The present study revealed that BMI in men and BMI and WHtR in women were the powerful predictors of high non-HDL-C. In a similar study among Slovakian university students, a positive correlation was found between non-HDL-C and all obesity indices including BMI, WC, WHpR, and WHtR.[32] Non-HDL-C, unlike the other lipid parameters, considers the total amounts of cholesterol in all atherogenic lipoproteins including very low density lipoprotein (VLDL) and LDL-C.[21] Previous researches confirmed that non-HDL-C had a greater predictive power for cardiovascular risk factors compared to the conventional lipid parameters, particularly LDL-C.[33,34] Non-HDL-C is now considered as an important goal in both primary and secondary CVD prevention, as the European guidelines on the management of CVD, have suggested that achieving an optimal level of non-HDL-C should be regarded as the second goal of treatment in patients with hyperlipidemia.[35]

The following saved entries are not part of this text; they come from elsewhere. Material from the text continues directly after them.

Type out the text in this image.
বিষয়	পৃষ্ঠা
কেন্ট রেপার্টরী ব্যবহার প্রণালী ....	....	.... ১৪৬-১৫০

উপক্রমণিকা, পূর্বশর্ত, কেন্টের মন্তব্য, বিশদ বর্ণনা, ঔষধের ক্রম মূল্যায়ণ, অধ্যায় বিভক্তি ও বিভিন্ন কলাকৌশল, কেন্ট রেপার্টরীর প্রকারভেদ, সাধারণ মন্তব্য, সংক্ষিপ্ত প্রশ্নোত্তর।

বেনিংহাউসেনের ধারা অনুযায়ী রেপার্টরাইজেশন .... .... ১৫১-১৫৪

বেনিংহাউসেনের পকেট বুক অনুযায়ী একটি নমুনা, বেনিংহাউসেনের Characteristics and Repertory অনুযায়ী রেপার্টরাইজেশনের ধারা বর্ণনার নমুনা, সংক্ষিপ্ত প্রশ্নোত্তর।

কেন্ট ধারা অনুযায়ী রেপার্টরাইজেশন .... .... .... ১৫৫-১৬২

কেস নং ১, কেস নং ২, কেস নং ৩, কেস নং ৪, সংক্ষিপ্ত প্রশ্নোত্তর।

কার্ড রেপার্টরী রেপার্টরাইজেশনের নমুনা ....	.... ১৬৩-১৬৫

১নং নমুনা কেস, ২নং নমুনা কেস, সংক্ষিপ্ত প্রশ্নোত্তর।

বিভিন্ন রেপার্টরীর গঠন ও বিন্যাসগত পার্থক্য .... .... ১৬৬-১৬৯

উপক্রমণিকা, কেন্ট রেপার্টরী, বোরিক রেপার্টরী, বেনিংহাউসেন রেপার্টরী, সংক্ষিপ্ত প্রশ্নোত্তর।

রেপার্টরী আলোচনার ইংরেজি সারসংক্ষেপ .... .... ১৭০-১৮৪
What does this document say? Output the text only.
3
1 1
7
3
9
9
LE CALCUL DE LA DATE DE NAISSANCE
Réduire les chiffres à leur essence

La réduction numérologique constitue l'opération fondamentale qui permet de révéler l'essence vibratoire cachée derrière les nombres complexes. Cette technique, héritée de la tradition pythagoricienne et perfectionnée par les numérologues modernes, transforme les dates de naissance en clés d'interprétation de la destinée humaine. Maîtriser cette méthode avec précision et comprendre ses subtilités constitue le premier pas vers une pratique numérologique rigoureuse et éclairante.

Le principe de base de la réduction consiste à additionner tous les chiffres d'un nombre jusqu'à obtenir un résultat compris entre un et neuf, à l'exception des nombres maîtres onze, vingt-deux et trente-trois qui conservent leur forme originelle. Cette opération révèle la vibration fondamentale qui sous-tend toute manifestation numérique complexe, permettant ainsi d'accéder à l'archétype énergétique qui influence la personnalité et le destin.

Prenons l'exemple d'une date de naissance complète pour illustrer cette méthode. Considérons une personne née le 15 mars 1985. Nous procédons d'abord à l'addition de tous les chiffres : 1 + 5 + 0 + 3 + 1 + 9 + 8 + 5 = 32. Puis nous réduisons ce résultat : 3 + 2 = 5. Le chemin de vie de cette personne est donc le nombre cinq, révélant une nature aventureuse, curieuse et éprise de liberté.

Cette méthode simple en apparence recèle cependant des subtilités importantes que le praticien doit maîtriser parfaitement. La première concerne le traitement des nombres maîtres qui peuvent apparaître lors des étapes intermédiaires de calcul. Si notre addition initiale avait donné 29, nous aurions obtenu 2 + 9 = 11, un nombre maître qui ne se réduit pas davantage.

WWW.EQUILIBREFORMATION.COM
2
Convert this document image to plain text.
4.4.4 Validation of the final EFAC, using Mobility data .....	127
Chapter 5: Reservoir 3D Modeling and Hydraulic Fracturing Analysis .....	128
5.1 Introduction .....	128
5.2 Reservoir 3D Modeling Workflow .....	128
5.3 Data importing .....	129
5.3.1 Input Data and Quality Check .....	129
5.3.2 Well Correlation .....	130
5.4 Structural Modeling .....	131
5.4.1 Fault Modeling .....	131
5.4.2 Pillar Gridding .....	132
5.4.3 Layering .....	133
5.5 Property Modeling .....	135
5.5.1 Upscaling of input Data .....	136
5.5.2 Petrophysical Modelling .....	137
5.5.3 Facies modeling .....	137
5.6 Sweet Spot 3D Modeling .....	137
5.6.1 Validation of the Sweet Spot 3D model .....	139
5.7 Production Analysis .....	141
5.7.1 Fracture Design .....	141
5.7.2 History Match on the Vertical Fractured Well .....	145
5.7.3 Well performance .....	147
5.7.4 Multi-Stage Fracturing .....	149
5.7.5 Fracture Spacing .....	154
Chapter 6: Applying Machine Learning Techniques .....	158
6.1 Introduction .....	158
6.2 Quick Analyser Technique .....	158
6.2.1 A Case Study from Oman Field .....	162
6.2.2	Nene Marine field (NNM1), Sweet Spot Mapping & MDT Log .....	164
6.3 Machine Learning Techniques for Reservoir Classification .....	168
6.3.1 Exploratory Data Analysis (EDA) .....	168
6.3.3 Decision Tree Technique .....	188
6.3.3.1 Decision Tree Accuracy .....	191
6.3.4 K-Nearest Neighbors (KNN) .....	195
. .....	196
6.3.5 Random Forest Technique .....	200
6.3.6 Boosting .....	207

The present study is one of the first in its kind that had conclusively assessed the relationship of obesity indices with well-established atherogenic parameters alongside the traditional lipid parameters among a group of young population. However, some limitations in this study should be addressed. The serum levels of apo B, A-I, and the apo B:Apo A-I ratio were not evaluated. It is proposed that the apoB:Apo A-I ratio which reflects the amounts of circulating plasma cholesterol, may be a better predictor of cardiovascular risk factors than simple lipid parameters.[36] Although it should be noted that previous studies reported a similar predictive power for TC: HDL-C and non-HDL-C with apoB:Apo A-I.[37,38] there is still no definite agreement on the optimal cutoff points for primary and secondary prevention of CVD which might limit the ability of this ratio in routine clinical visits.[6] Another possible limitation of this study might be the lower prevalence of overweight or obesity and lipid abnormalities among study group in comparison with similar reports that should be considered at the time of interpretation. Only 25% of participants were overweight or obese. However, the lower prevalence of the above-mentioned abnormalities among medical students in this study might be the result of their more knowledge about cardiovascular health-related issues as well as their closer adherence to these issues compared to the others. In addition, dietary intakes of study participants as well as other body composition parameters such as body fat percentage and lean body mass were not measured in this study. These parameters could give more precise information on obesity status. Further researches using these parameters are highly recommended.
Conclusions
The findings of the present study confirmed an association between obesity indices with lipid and atherogenic parameters. It could be inferred generally that BMI was the stronger predictor for most of classical lipid parameters and atherogenic parameters than central obesity indices in medical students. Since obesity indices and atherogenic parameters are simple, easy to use, quick, and noninvasive, it is promising that using them routinely could increase the efficiency of programs related to primary and secondary prevention of CVD.
Financial support and sponsorship
This study was funded by Zahedan University of Medical Sciences.
Conflicts of interest
There are no conflicts of interest.
Acknowledgments
Our thanks go to all medical students who actively participated in this study. Also, special thanks to Omid Sabetghadam for his valuable helping in sample collecting.